Personally, it was my view that we’d see more pushing of the bounds of how tort claims were being handled last year -- with debtors basically adopting the "nothing ventured, nothing gained" mindset. But despite some of the biggest cases of last year surrounding mass tort issues (e.g., Aearo, Endo, and TPC) the Texas Two-Step – or any new novel permutation or offshoot of it designed to handle tort claims in-court – wasn’t meaningfully attempted (due to a fear the strategy could be upended in court, which seems increasingly prescient as a federal appeals court just rejected J&J's strategy). Here's what the 3rd Circuit said in their decision...
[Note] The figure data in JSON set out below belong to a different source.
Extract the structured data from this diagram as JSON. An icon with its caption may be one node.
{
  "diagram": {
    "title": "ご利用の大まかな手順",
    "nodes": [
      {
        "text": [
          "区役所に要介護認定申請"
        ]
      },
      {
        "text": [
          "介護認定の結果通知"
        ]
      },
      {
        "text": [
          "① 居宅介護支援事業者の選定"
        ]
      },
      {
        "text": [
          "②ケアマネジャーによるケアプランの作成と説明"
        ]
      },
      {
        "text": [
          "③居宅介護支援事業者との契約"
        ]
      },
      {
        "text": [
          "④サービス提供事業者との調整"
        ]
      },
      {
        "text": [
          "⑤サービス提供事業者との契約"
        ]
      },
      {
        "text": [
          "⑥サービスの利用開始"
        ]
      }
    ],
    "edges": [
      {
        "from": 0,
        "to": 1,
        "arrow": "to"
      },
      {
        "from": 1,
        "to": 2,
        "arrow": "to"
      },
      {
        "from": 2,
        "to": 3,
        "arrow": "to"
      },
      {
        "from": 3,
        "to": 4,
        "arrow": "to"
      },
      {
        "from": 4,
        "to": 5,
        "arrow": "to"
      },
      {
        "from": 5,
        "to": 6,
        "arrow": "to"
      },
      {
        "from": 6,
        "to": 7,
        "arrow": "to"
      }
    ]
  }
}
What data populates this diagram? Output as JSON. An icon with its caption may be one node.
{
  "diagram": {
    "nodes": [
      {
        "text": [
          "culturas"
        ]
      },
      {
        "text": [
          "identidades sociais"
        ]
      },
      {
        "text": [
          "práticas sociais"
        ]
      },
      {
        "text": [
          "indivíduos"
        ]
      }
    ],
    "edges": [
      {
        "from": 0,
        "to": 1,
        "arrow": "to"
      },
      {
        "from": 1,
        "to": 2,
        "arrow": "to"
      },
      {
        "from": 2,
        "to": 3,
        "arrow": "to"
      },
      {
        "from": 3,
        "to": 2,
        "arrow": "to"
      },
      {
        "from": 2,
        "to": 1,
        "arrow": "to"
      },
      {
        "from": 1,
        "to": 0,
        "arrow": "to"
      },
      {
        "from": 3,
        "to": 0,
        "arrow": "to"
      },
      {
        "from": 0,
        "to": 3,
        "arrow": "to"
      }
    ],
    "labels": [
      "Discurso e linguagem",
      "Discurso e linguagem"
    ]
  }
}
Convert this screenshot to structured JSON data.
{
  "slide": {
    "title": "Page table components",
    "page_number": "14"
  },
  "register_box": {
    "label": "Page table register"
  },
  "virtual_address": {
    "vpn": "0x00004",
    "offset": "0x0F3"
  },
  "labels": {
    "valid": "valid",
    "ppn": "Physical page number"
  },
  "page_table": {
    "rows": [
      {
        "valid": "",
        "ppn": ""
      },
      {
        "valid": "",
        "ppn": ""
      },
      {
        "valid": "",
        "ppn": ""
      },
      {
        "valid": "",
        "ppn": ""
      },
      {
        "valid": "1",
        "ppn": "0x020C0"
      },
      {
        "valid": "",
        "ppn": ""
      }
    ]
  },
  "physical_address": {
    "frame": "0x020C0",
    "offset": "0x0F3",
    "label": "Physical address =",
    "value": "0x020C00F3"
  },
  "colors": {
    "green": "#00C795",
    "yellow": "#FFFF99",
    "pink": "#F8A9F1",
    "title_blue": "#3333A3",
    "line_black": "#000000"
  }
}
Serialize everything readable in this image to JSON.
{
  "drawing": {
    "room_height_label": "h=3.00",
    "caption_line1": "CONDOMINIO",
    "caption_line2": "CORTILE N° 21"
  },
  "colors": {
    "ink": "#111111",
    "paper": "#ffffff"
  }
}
In many ways, the activity of last year wasn’t that surprising. The residual ramifications of how loose monetary policy was in the years prior, how much activity was pulled forward by the pandemic, and the margin expansion most observed for the better part of the year made for a more muted year typified by a ragtag group of cases.
In reality – if you look at the cases that were above $1b – it was a pretty wild smattering of crypto cases, tort-related cases, and a few other idiosyncratic cases (e.g., Reverse Mortgage Investment Trust).
There just wasn’t really that much in the way of large “classic” or regular-way cases like you normally have with a few exceptions like the pre-packs previously discussed (e.g., Carestream) or cases like Revlon or Cineworld that were circling the drain for years (with Revlon trying nearly every out-of-court option possible prior to biting the bullet and finally filing).
But the good news (again, for our purposes) is that the tide is turning -- and it’s doing so quite quickly. In just the first month of this year (2023) we’re getting plenty of regular-way cases coming down the pipeline (e.g., Bed Bath & Beyond, Serta, Party City, etc.). So this year promises a return to some level of normalcy -- and perhaps a little bit (or quite a bit) more than that.
Note: While it's always a good idea to have an understanding of the general restructuring landscape and what's been happening, if you're getting ready for interviews be sure to make sure you're focusing most of your time on studying what restructuring investment banking really involves and the classic restructuring interview questions that'll come up.